Muffaletta Pasta Salad
It’s all Greek to me! And I’m glad it is. This Greek-style muffaletta pasta salad uses the best of what you’ve got aboard to make a meal that would make anyone want to say Opa. Opt for high-quality ingredients here. It makes all the difference in terms of flavor.
- 1 lb. small pasta (macaroni, orecchiette, rigatoni or fusilli), freshly cooked and drained
- 4 Tbsp. oil, divided
- 1 cup onion, finely chopped (or 1 Tbsp. onion powder)
- 2 garlic cloves, minced (or ½ tsp. garlic powder)
- 15 oz. can artichoke hearts, drained and quartered
- 5 oz. can roasted peppers, drained and diced
- 1 ½ cups diced summer sausage or salami
- 2 cups feta, kasseri, mozzarella or other favorite cheese, diced or crumbled
- 2 Tbsp. capers, drained (or pepperoncini peppers or sour pickles, chopped)

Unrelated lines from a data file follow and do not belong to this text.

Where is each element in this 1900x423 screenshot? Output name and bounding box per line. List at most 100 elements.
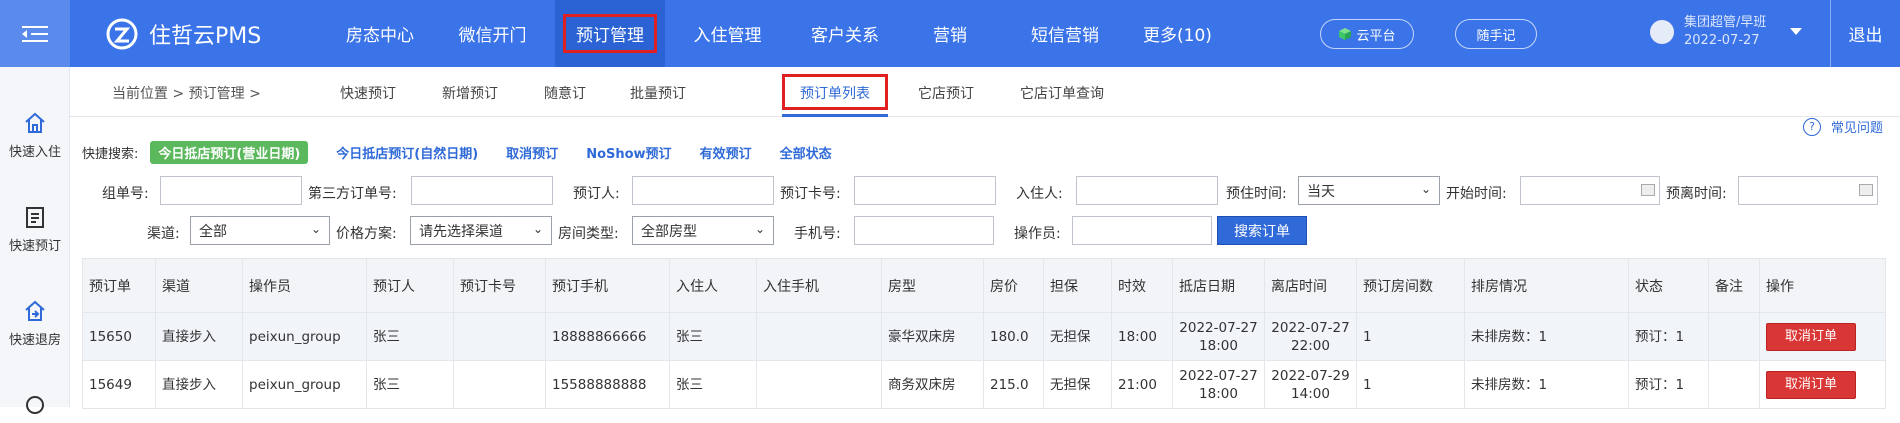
operator: peixun_group <box>242 312 367 361</box>
cloud-platform-button[interactable]: 云平台 <box>1320 19 1414 49</box>
booker-input[interactable] <box>632 176 774 205</box>
quick-search-all-status[interactable]: 全部状态 <box>780 143 832 162</box>
quick-search-today-natural[interactable]: 今日抵店预订(自然日期) <box>336 143 478 162</box>
tab-other-store-query[interactable]: 它店订单查询 <box>1020 83 1104 103</box>
start-time-input[interactable] <box>1520 176 1660 205</box>
column-header: 渠道 <box>155 258 243 313</box>
nav-room-status[interactable]: 房态中心 <box>330 0 430 67</box>
price-plan-select[interactable]: 请先选择渠道 ⌄ <box>410 216 552 245</box>
remark <box>1708 360 1760 409</box>
room-type: 豪华双床房 <box>881 312 984 361</box>
quick-search-noshow[interactable]: NoShow预订 <box>586 143 671 162</box>
logout-button[interactable]: 退出 <box>1830 0 1900 67</box>
faq-link[interactable]: ? 常见问题 <box>1803 117 1883 136</box>
nav-crm[interactable]: 客户关系 <box>790 0 900 67</box>
active-tab-underline <box>782 114 888 117</box>
faq-label: 常见问题 <box>1831 121 1884 136</box>
sidebar-item-quick-checkout[interactable]: 快速退房 <box>0 299 70 348</box>
user-menu[interactable]: 集团超管/早班 2022-07-27 <box>1650 14 1803 50</box>
room-type-value: 全部房型 <box>641 223 697 240</box>
column-header: 房型 <box>881 258 984 313</box>
nav-sms-marketing[interactable]: 短信营销 <box>1000 0 1130 67</box>
top-bar: 住哲云PMS 房态中心 微信开门 预订管理 入住管理 客户关系 营销 短信营销 … <box>0 0 1900 67</box>
sidebar-item-quick-booking[interactable]: 快速预订 <box>0 205 70 254</box>
quick-note-button[interactable]: 随手记 <box>1455 19 1537 49</box>
room-type: 商务双床房 <box>881 360 984 409</box>
quick-search-today-business[interactable]: 今日抵店预订(营业日期) <box>150 140 309 164</box>
quick-search-valid[interactable]: 有效预订 <box>700 143 752 162</box>
guarantee: 无担保 <box>1043 312 1112 361</box>
cancel-order-button[interactable]: 取消订单 <box>1766 370 1856 399</box>
departure-date: 2022-07-29 14:00 <box>1264 360 1357 409</box>
third-party-no-input[interactable] <box>411 176 553 205</box>
booking-table: 预订单 渠道 操作员 预订人 预订卡号 预订手机 入住人 入住手机 房型 房价 … <box>82 258 1886 409</box>
tab-booking-list[interactable]: 预订单列表 <box>800 83 870 103</box>
order-status: 预订：1 <box>1628 312 1709 361</box>
departure-date-value: 2022-07-29 <box>1271 367 1350 384</box>
quick-action-sidebar: 快速入住 快速预订 快速退房 <box>0 67 70 414</box>
sidebar-item-quick-checkin[interactable]: 快速入住 <box>0 111 70 160</box>
quick-note-label: 随手记 <box>1476 28 1516 44</box>
caret-down-icon <box>1790 28 1803 35</box>
app-logo[interactable]: 住哲云PMS <box>105 0 261 67</box>
table-row[interactable]: 15650 直接步入 peixun_group 张三 18888866666 张… <box>82 312 1886 361</box>
sidebar-item-label: 快速预订 <box>8 239 61 254</box>
calendar-icon[interactable] <box>1859 184 1873 196</box>
room-price: 215.0 <box>983 360 1044 409</box>
departure-time-value: 14:00 <box>1291 385 1330 402</box>
calendar-icon[interactable] <box>1641 184 1655 196</box>
sidebar-item-search[interactable] <box>0 393 70 423</box>
room-assignment: 未排房数：1 <box>1464 360 1629 409</box>
nav-label: 更多(10) <box>1143 26 1212 46</box>
column-header: 预订手机 <box>545 258 670 313</box>
guest: 张三 <box>669 312 757 361</box>
menu-toggle-button[interactable] <box>0 0 70 67</box>
booking-card-input[interactable] <box>854 176 996 205</box>
column-header: 状态 <box>1628 258 1709 313</box>
group-no-input[interactable] <box>160 176 302 205</box>
nav-more[interactable]: 更多(10) <box>1130 0 1225 67</box>
table-row[interactable]: 15649 直接步入 peixun_group 张三 15588888888 张… <box>82 360 1886 409</box>
column-header: 入住人 <box>669 258 757 313</box>
room-type-select[interactable]: 全部房型 ⌄ <box>632 216 774 245</box>
nav-label: 短信营销 <box>1031 26 1099 46</box>
booking-card <box>453 312 546 361</box>
arrival-time-value: 当天 <box>1307 183 1335 200</box>
tab-casual-booking[interactable]: 随意订 <box>544 83 586 103</box>
column-header: 离店时间 <box>1264 258 1357 313</box>
booking-card <box>453 360 546 409</box>
nav-label: 客户关系 <box>811 26 879 46</box>
table-header-row: 预订单 渠道 操作员 预订人 预订卡号 预订手机 入住人 入住手机 房型 房价 … <box>82 258 1886 313</box>
guest-input[interactable] <box>1076 176 1218 205</box>
operator-input[interactable] <box>1072 216 1212 245</box>
operator-label: 操作员: <box>1014 226 1061 242</box>
channel-select[interactable]: 全部 ⌄ <box>190 216 330 245</box>
channel-value: 全部 <box>199 223 227 240</box>
arrival-date-value: 2022-07-27 <box>1179 319 1258 336</box>
nav-label: 微信开门 <box>458 26 527 46</box>
departure-date-value: 2022-07-27 <box>1271 319 1350 336</box>
nav-checkin[interactable]: 入住管理 <box>665 0 790 67</box>
nav-wechat-door[interactable]: 微信开门 <box>430 0 555 67</box>
tab-other-store-booking[interactable]: 它店预订 <box>918 83 974 103</box>
hold-time: 18:00 <box>1111 312 1173 361</box>
question-icon: ? <box>1803 117 1821 136</box>
column-header: 备注 <box>1708 258 1760 313</box>
column-header: 操作员 <box>242 258 367 313</box>
phone-input[interactable] <box>854 216 994 245</box>
order-no: 15649 <box>82 360 156 409</box>
cancel-order-button[interactable]: 取消订单 <box>1766 322 1856 351</box>
tab-new-booking[interactable]: 新增预订 <box>442 83 498 103</box>
nav-marketing[interactable]: 营销 <box>900 0 1000 67</box>
departure-time-input[interactable] <box>1738 176 1878 205</box>
sidebar-item-label: 快速入住 <box>8 145 61 160</box>
quick-search-cancelled[interactable]: 取消预订 <box>506 143 558 162</box>
search-orders-button[interactable]: 搜索订单 <box>1217 216 1307 245</box>
tab-batch-booking[interactable]: 批量预订 <box>630 83 686 103</box>
nav-reservation[interactable]: 预订管理 <box>555 0 665 67</box>
guest-phone <box>756 312 882 361</box>
sidebar-item-label: 快速退房 <box>8 333 61 348</box>
arrival-time-select[interactable]: 当天 ⌄ <box>1298 176 1440 205</box>
cloud-platform-label: 云平台 <box>1356 28 1396 44</box>
tab-quick-booking[interactable]: 快速预订 <box>340 83 396 103</box>
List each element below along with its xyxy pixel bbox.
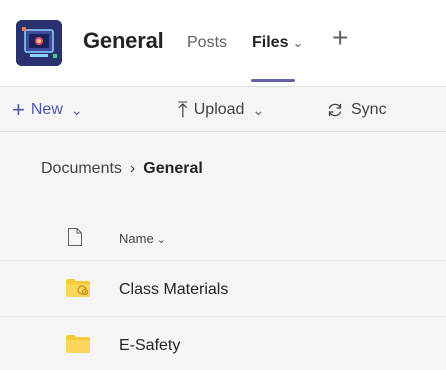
upload-icon: ⤒ xyxy=(178,97,188,122)
upload-button-label: Upload xyxy=(193,101,245,118)
chevron-down-icon: ⌄ xyxy=(70,101,83,118)
tab-posts[interactable]: Posts xyxy=(187,34,227,52)
sync-button[interactable]: Sync xyxy=(325,96,387,124)
channel-header: General Posts Files ⌄ + xyxy=(0,0,446,86)
breadcrumb: Documents › General xyxy=(41,160,203,178)
upload-button[interactable]: ⤒ Upload ⌄ xyxy=(178,96,264,124)
chevron-down-icon: ⌄ xyxy=(156,234,166,246)
file-type-icon xyxy=(68,228,82,251)
tab-posts-label: Posts xyxy=(187,34,228,51)
list-column-header: Name ⌄ xyxy=(0,213,446,259)
sync-button-label: Sync xyxy=(351,101,387,118)
chevron-down-icon: ⌄ xyxy=(252,101,265,118)
new-button-label: New xyxy=(30,101,63,118)
breadcrumb-root[interactable]: Documents xyxy=(41,160,122,178)
plus-icon: + xyxy=(12,97,25,122)
tab-files-label: Files xyxy=(252,34,289,51)
breadcrumb-separator-icon: › xyxy=(129,160,136,177)
tab-files[interactable]: Files ⌄ xyxy=(252,34,303,52)
folder-icon xyxy=(66,335,90,358)
list-item[interactable]: Class Materials xyxy=(0,260,446,315)
sync-icon xyxy=(325,100,345,120)
toolbar: + New ⌄ ⤒ Upload ⌄ Sync xyxy=(0,86,446,132)
active-tab-indicator xyxy=(251,79,295,82)
list-item-name[interactable]: Class Materials xyxy=(119,281,228,299)
new-button[interactable]: + New ⌄ xyxy=(12,96,83,124)
chevron-down-icon: ⌄ xyxy=(292,35,304,50)
add-tab-button[interactable]: + xyxy=(332,24,348,52)
list-item-name[interactable]: E-Safety xyxy=(119,337,180,355)
channel-title: General xyxy=(83,28,164,53)
list-item[interactable]: E-Safety xyxy=(0,316,446,370)
name-column-label: Name xyxy=(119,231,154,246)
team-logo-icon[interactable] xyxy=(16,20,62,66)
breadcrumb-current: General xyxy=(143,160,203,177)
name-column-header[interactable]: Name ⌄ xyxy=(119,231,166,246)
shared-folder-icon xyxy=(66,279,90,302)
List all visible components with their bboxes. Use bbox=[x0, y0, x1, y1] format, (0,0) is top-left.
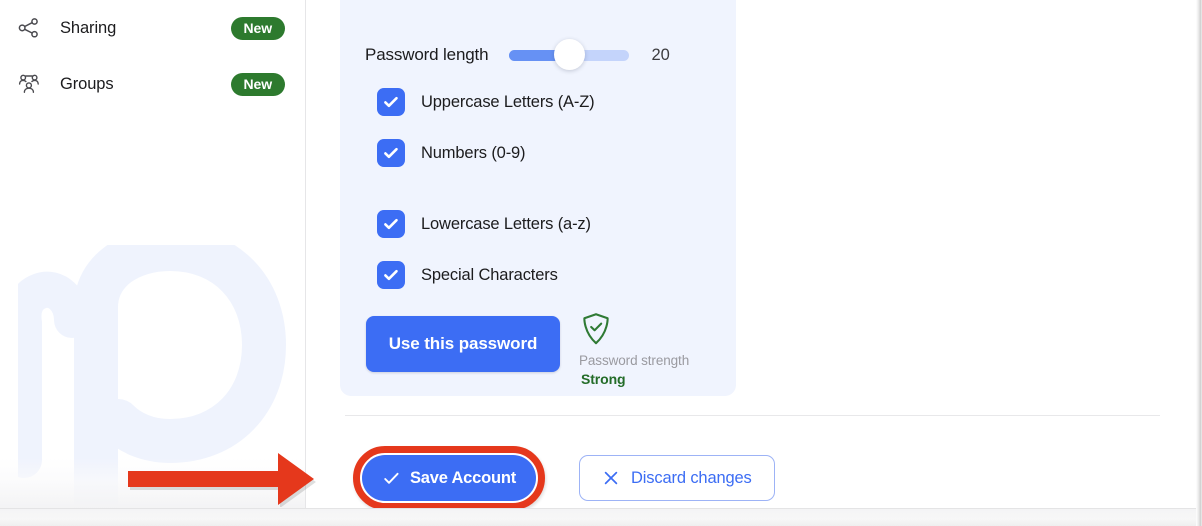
main-content: Password length 20 Uppercase Letters (A-… bbox=[306, 0, 1196, 510]
option-uppercase-letters[interactable]: Uppercase Letters (A-Z) bbox=[377, 88, 595, 116]
option-special-characters[interactable]: Special Characters bbox=[377, 261, 558, 289]
option-label: Numbers (0-9) bbox=[421, 143, 526, 162]
use-this-password-button[interactable]: Use this password bbox=[366, 316, 560, 372]
sidebar-bottom-fade bbox=[0, 458, 305, 510]
status-badge: New bbox=[230, 72, 285, 96]
share-nodes-icon bbox=[16, 15, 42, 41]
sidebar-item-sharing[interactable]: Sharing New bbox=[0, 0, 305, 56]
save-account-label: Save Account bbox=[409, 468, 517, 487]
sidebar-nav: Sharing New Groups New bbox=[0, 0, 305, 112]
option-label: Lowercase Letters (a-z) bbox=[421, 214, 591, 233]
option-lowercase-letters[interactable]: Lowercase Letters (a-z) bbox=[377, 210, 591, 238]
onepassword-logo-watermark bbox=[5, 226, 300, 510]
password-strength-value: Strong bbox=[581, 371, 626, 387]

- 3 Tbsp. pitted green or black olives or a mixture of both
- 10 sun-dried tomatoes, drained and coarsely chopped
- 1 tsp. dried oregano
- 4 Tbsp. lemon juice
- ¼ tsp. each salt and pepper
Toss warm pasta with 2 tablespoons oil and set aside. In a skillet over medium, heat 2 remaining tablespoons of oil and sauté the onion and garlic until soft, about 7 minutes.
Combine onion and garlic with remaining ten ingredients in a large mixing bowl. Pour the warm pasta into a bowl and toss. Add more salt, pepper or lemon juice to taste. Serve warm or at room temperature.